I rolled onto my side. I had my eyes shut tight trying to block Doris Keegan out of my mind, but I couldn’t. All I could think of, all I could see and smell, was her. I knew this was a mistake, both for her and me. I almost reached for the telephone. I sat frozen, wanting badly to call Bendleson. But if I called him I would have to tell him about my headaches and the baby carriage and all the rest of it. I didn’t see how I could. I got dressed and left the hotel.
I didn’t sleep at all the next night. Wednesday was two days away and all I could think of was Doris. Images of her raced through my mind. Every time I closed my eyes I’d see her naked, slender body gyrating crazily. It got to the point where I was afraid to close them. By morning my head ached worse than ever.
By midday I couldn’t stand it any longer. I soaked a towel in ice water and gave myself a rubdown with it. I looked out the window. The sun was so bright I had to turn my eyes away. I got dressed and headed outside.
I found a
pay phone and called information and got Doris’s phone number. My heart raced while I dialed the number. A woman answered who turned out to be their housekeeper. I asked if she knew where Doris was. At first she wouldn’t tell me, but finally let it out that Doris was probably having lunch at the Plaza. “I’m sure you’ll find her somewhere in the hotel,” she added under her breath.
I walked the three miles to the Plaza Hotel. It was hot and muggy and by the time I got there my clothes were soaked through. Doris was there in the restaurant, and with her was a good-looking man about my age. The two of them were laughing. I couldn’t help noticing the soft curvature of her throat. So soft. The way the light reflected off it. For whatever reason Doris turned her eyes towards me, and then her smile froze as our eyes locked. I turned and headed for the door.

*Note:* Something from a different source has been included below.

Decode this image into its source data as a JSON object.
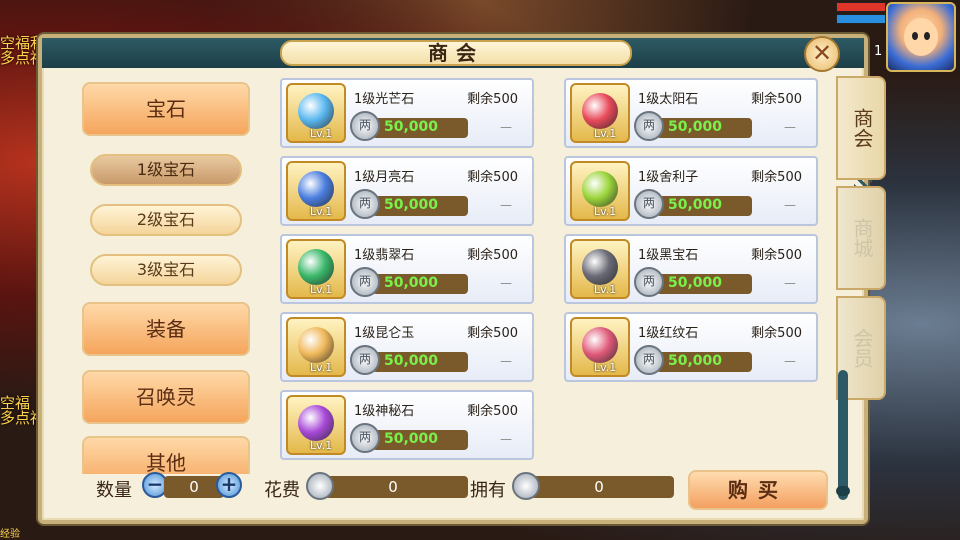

Doris must’ve run after me. By the time I got to the street she was alongside me, her face flushed. “Paul,” she said. “What are you doing here?”
I tried to keep from looking at her. “Nothing.”
“You knew I was married, right?” she asked. “That’s hubby in there. I hate the bastard.”
“You didn’t look like you were having a bad time.”
“Oh no?” She raised an eyebrow. “I can put on a pretty convincing act when I want to, can’t I?”
She was grinning from ear to ear. My throat felt dry. I could barely swallow. “Pretty funny, huh?” I asked. She pushed herself up against me and answered me by pressing her mouth hard against mine. When she pulled away her eyes were sparkling. “I better go back before hubby gets suspicious,” she said. “We’ll meet later. Tell me where you’re staying, tough guy.”